With all signs pointing towards 2014 being the strongest year since the great recession of 2008, Snap On Incorporated (NYSE:SNA) is a great play to profit from the recovering global economy.
Snap On is a global manufacturer and distributor of tools, equipment, diagnostics, repair information and systems solutions for professional users performing critical tasks. Snap On's products include power tools, tool storage, diagnostic software, information and management systems, shop equipment, and other solutions for vehicle dealerships, manufacturers and repair centers.
Snap On has built an unmatched reputation in the tools industry. At the 2013 Jefferies Global Industrial Conference, Snap On announced the latest Frost & Sullivan survey found that 80% of U.S. auto technicians identified Snap On as their most preferred brand, with the next closest brand receiving only 6% of the votes. Snap On's strong reputation allows them to charge a premium price for its products. This brand equity is evident in Snap On's margins: Snap On's gross margin in 2013 was 47.46%, which is 11.99 percentage points higher than its biggest competitor, Stanley Black and Decker (NYSE:SWK) which recorded a gross margin of 35.47% in 2013.
Snap On's biggest headwinds have been the slowly recovering European and U.S. Economies, as well as the reduction in U.S. military spending. Europe makes up roughly 20% of Snap On's sales and has seen negative growth in GDP for the past two years. As shown by the figure below, with its first year of positive growth since 2010, 2014 is projected to be a breakthrough year for the European economy.
While the U.S. economy has performed slightly stronger than that of the E.U., 2014 is a similar story for U.S. GDP. IBIS World projects U.S. GDP to finally return to it standard level of 3% growth in 2014, pointing to a final recovery from the effects of the 2008 recession.
The last major headwind for Snap On has been the significant cut to U.S. military spending. The U.S. military has been a meaningful customer for Snap On, and the cuts to military spending have had an adverse effect on Snap On's Commercial & Industrial segment. The C&I group is Snap On's only segment to post negative growth in 2013. The figure below shows how spending cuts have bottomed out with growth in the near future.

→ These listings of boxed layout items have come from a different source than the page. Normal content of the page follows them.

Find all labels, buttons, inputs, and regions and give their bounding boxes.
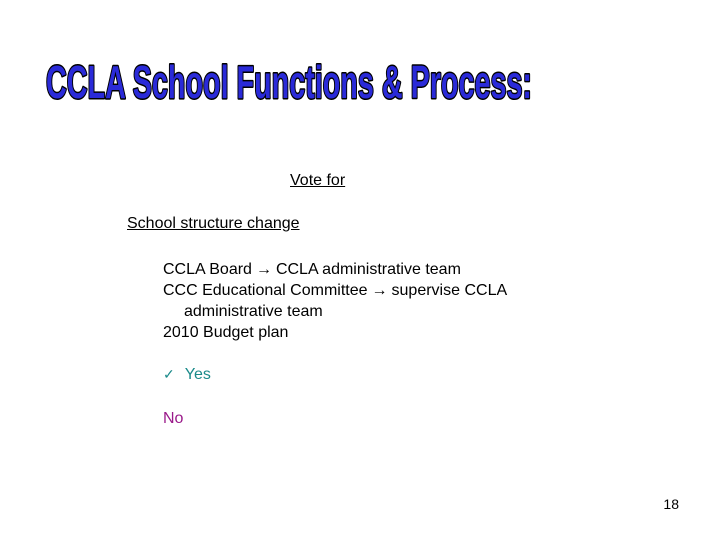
item-list	[163, 259, 583, 343]
yes-label: Yes	[184, 366, 211, 383]
item-text: supervise CCLA	[391, 282, 508, 299]
vote-heading: Vote for	[290, 172, 346, 189]
list-item-continuation: administrative team	[184, 303, 323, 320]
list-item	[163, 259, 583, 280]
title-svg	[40, 40, 540, 112]
check-icon: ✓	[163, 366, 175, 382]
title-wordart	[40, 40, 540, 112]
item-text: CCC Educational Committee	[163, 282, 368, 299]
right-arrow-icon: →	[371, 282, 388, 299]
item-text: CCLA administrative team	[275, 261, 461, 278]
structure-change-heading: School structure change	[127, 215, 300, 232]
right-arrow-icon: →	[255, 261, 272, 278]
page-number: 18	[663, 496, 679, 512]
list-item: 2010 Budget plan	[163, 324, 289, 341]
no-option: No	[163, 410, 184, 427]
yes-option	[163, 366, 211, 384]
list-item	[163, 280, 583, 301]
item-text: CCLA Board	[163, 261, 252, 278]
page-title: CCLA School Functions & Process:	[46, 56, 532, 108]
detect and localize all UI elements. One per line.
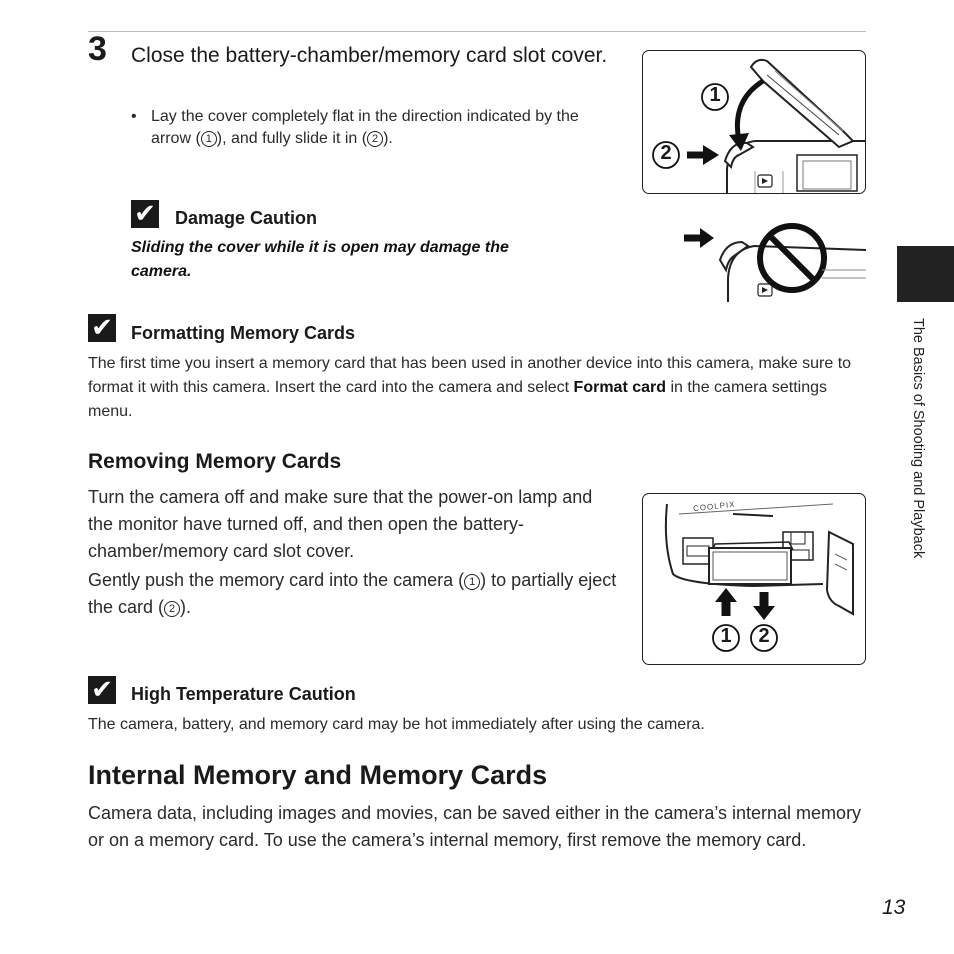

With all three of these headwinds alleviating in 2014, Snap On is well positioned to profit on a global scale. Consensus estimates put Snap On's revenue growth at 5.3% for 2014. This top-line growth combined with Snap-on's continued focus on cutting costs through its RCI initiatives will make 2014 its most profitable year yet. The street has Snap-on's EBITDA and Net Income growing at 8.3% and 10.5% respectively in 2014 (Source: Factset).
Snap On's macro thesis is complemented by a strong fundamental analysis. Snap On is trading significantly cheaper than its peer group of Stanley Black & Decker, Lincoln Electric (NASDAQ:LECO), Illinois Tool Works (NYSE:ITW), and Danaher Corp. (NYSE:DHR). Comparing Snap On's 2013 P/E multiple of 18.35x, with its peer group's multiple of 22.30x gives an implied price of $132.56 and an undervaluation of 21.8%.
Snap On is operating more profitable then its competitors, better positioned to grow from the recovering economy, and trading at a cheaper multiple.
In addition to the room for capital appreciation, shareholders can take comfort in the fact that Snap On has paid a continuous dividend every quarter without disruption or reduction since 1939.
Disclosure: I have no positions in any stocks mentioned, and no plans to initiate any positions within the next 72 hours. I wrote this article myself, and it expresses my own opinions. I am not receiving compensation for it (other than from Seeking Alpha). I have no business relationship with any company whose stock is mentioned in this article.